Orlando massacre gunman 'pledged allegiance to IS' in police call
A gunman who massacred 49 people at a US nightclub pledged his allegiance to Islamic State as he spoke on the phone to negotiators, police have confirmed.
Officers blasted a hole in the wall of the Pulse club in Orlando, Florida, in a desperate effort to save revellers as Omar Mateen held hostages in a toilet at the gay nightclub.
John Mina, chief of police at the City of Orlando Police Department, said Mateen barricaded himself in a toilet with around four or five hostages after shooting some of his initial victims and called the police, speaking in a "cool and calm" voice with crisis negotiators.
When he spoke about "bomb vests, about explosives" and made threats of an "imminent loss of life", police made the decision to blast through the wall with an armoured vehicle, which Mr Mina said saved "many, many lives".

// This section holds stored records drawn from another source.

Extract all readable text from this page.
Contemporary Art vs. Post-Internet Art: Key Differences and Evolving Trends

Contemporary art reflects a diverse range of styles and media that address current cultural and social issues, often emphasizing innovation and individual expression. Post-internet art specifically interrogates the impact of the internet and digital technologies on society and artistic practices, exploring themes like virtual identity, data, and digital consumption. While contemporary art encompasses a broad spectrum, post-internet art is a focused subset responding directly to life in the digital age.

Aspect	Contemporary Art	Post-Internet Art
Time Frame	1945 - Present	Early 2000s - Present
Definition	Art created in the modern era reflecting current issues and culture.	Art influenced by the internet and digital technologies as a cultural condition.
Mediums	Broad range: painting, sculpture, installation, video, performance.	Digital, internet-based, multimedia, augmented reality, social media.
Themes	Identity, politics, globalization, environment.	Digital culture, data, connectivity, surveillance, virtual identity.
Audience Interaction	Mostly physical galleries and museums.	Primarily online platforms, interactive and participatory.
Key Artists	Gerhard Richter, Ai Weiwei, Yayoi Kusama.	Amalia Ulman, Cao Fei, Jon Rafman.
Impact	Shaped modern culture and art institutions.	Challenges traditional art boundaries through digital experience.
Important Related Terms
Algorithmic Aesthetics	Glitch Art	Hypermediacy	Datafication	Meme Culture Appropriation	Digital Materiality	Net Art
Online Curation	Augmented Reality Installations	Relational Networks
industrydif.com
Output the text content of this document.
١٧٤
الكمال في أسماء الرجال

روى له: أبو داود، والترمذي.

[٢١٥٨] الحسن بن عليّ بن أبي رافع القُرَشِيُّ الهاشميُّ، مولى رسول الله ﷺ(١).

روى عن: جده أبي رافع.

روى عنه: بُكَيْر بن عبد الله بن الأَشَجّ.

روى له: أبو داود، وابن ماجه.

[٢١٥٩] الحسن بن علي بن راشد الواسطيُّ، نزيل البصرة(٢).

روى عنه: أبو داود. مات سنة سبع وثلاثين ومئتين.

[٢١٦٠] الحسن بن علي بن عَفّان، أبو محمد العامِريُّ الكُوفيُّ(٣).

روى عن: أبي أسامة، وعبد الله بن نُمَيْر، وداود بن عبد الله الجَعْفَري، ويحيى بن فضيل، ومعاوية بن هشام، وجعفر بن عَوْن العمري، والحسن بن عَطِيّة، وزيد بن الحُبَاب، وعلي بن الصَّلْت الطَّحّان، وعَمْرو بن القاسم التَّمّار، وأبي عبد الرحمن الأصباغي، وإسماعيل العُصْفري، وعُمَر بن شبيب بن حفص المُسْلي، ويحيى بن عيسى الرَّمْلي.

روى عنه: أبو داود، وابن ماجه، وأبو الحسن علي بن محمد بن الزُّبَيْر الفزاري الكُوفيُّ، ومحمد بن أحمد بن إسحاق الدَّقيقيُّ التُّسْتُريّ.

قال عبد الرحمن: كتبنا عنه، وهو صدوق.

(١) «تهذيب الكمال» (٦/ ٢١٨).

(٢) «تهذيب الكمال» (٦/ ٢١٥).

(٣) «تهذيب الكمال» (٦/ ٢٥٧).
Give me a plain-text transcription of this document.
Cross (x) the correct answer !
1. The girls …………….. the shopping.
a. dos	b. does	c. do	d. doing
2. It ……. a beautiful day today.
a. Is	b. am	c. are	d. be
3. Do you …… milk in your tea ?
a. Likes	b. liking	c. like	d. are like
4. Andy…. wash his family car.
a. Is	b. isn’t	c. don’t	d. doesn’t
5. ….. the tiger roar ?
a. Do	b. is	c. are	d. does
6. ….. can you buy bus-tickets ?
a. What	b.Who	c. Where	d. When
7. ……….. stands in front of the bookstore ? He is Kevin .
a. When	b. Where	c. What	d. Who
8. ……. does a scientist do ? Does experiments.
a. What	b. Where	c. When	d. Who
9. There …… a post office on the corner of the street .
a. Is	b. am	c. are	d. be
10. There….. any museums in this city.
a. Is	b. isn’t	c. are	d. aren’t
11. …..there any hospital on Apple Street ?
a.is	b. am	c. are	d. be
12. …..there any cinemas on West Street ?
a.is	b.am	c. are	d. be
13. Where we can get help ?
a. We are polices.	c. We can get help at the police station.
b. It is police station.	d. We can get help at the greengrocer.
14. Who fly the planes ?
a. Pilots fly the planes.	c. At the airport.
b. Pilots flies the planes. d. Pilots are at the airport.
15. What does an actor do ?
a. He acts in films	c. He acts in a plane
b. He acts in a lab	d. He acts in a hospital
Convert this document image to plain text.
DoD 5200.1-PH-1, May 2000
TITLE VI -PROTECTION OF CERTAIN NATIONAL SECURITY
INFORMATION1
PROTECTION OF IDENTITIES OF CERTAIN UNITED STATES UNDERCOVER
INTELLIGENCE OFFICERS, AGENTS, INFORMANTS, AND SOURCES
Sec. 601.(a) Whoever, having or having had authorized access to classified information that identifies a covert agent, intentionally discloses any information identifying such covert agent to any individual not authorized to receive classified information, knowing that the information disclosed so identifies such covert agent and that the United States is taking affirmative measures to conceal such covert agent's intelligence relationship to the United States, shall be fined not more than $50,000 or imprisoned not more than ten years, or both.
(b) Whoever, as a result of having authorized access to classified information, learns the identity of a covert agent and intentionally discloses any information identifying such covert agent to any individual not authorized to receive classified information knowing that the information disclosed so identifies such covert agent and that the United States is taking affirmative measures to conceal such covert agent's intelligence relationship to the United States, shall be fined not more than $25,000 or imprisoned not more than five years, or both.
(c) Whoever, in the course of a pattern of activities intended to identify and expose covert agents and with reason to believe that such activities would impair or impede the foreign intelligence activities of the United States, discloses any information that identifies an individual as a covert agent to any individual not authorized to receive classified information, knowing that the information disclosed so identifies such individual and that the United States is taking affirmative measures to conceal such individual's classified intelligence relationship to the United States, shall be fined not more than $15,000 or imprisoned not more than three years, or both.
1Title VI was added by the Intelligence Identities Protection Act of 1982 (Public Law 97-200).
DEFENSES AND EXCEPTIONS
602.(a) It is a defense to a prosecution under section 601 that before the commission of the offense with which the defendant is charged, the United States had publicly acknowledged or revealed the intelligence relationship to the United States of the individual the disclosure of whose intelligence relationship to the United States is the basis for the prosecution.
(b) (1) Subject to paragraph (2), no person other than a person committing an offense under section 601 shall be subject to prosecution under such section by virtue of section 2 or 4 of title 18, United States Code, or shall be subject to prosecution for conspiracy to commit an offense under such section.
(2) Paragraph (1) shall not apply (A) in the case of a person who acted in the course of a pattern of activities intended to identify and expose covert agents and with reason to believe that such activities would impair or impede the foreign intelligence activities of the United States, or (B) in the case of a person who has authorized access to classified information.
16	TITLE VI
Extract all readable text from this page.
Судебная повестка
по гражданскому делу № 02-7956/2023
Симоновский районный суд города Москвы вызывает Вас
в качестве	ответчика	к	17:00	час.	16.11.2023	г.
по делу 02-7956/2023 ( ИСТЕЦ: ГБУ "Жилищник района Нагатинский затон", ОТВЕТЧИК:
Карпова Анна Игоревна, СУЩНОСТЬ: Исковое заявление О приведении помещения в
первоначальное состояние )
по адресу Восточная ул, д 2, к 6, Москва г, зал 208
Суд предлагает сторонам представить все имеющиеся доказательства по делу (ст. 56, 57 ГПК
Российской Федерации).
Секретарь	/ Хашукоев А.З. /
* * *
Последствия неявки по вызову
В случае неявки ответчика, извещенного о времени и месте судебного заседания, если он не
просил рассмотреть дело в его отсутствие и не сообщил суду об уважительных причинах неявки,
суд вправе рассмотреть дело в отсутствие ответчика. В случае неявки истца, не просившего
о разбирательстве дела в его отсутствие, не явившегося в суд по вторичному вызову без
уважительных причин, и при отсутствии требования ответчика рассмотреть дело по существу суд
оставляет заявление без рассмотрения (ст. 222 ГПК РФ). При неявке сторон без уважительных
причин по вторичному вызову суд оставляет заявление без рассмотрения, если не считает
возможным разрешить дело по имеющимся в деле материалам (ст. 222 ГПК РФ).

Mr Mina also confirmed that when Mateen was on the phone to officers "there was allegiance to the Islamic State".
Authorities in Orlando confirmed that 49 people were killed in the shooting in the early hours of Sunday, with 53 others injured. All but one of the victims have been identified and the families of 24 have been informed.
Mateen, the 50th person to die, was killed by Swat officers when he opened fire at police after himself crawling out of the hole made to rescue the nightclubbers.
President Barack Obama called the massacre - the worst mass shooting in recent US history - an "act of terror", while Orlando Mayor Buddy Dyer said: "We will not be defined by the act of a cowardly hater."
More than 300 people were inside the nightclub when the sound of gunfire was first heard just after 2am local time (7am British time).
The killer fired repeatedly before taking dozens of revellers hostage, leading to a stand-off lasting around three hours.
As Mateen, a 29-year-old bodybuilder of Afghan origin, held a small group in one toilet, around 15 to 20 people took cover in a second toilet opposite.
Speaking to reporters in Orlando, Mr Mina said: "Based on information made by the suspect and from the hostages and people inside, we believed further loss of life was imminent. I made the decision to commence the rescue operation and do the explosive breach."
The explosion failed to fully penetrate the wall so police used an armoured vehicle to punch a hole through it, allowing them to rescue dozens of people.
Mateen fired on officers with a handgun and a "long gun", thought to be an AR-15 rifle, after he emerged from the club, before being killed.
A third weapon was also found in his vehicle, authorities said.
All the victims' bodies have now been removed from the club and FBI investigators are painstakingly working at the scene to reconstruct the night's events.
Paul Wysopal, the FBI's special agent in charge, said they had processed 100 leads so far.
US Attorney Lee Bentley said authorities had collected a "great amount" of both electronic and physical evidence as part of the criminal investigation.
He said: "We do not know yet whether anyone else will be charged in connection with this crime, but we have no reason to believe that anyone connected to this crime is placing the public in imminent danger at this time.
"But there is an investigation of other persons... if anyone else was involved in this crime they will be prosecuted."
While Mateen pledged allegiance to Islamic State (IS) during the attack, IS has yet to officially claim responsibility.
Al-Bayan Radio, a media outlet for the extremist group, has called the killer "one of the soldiers of the caliphate in America".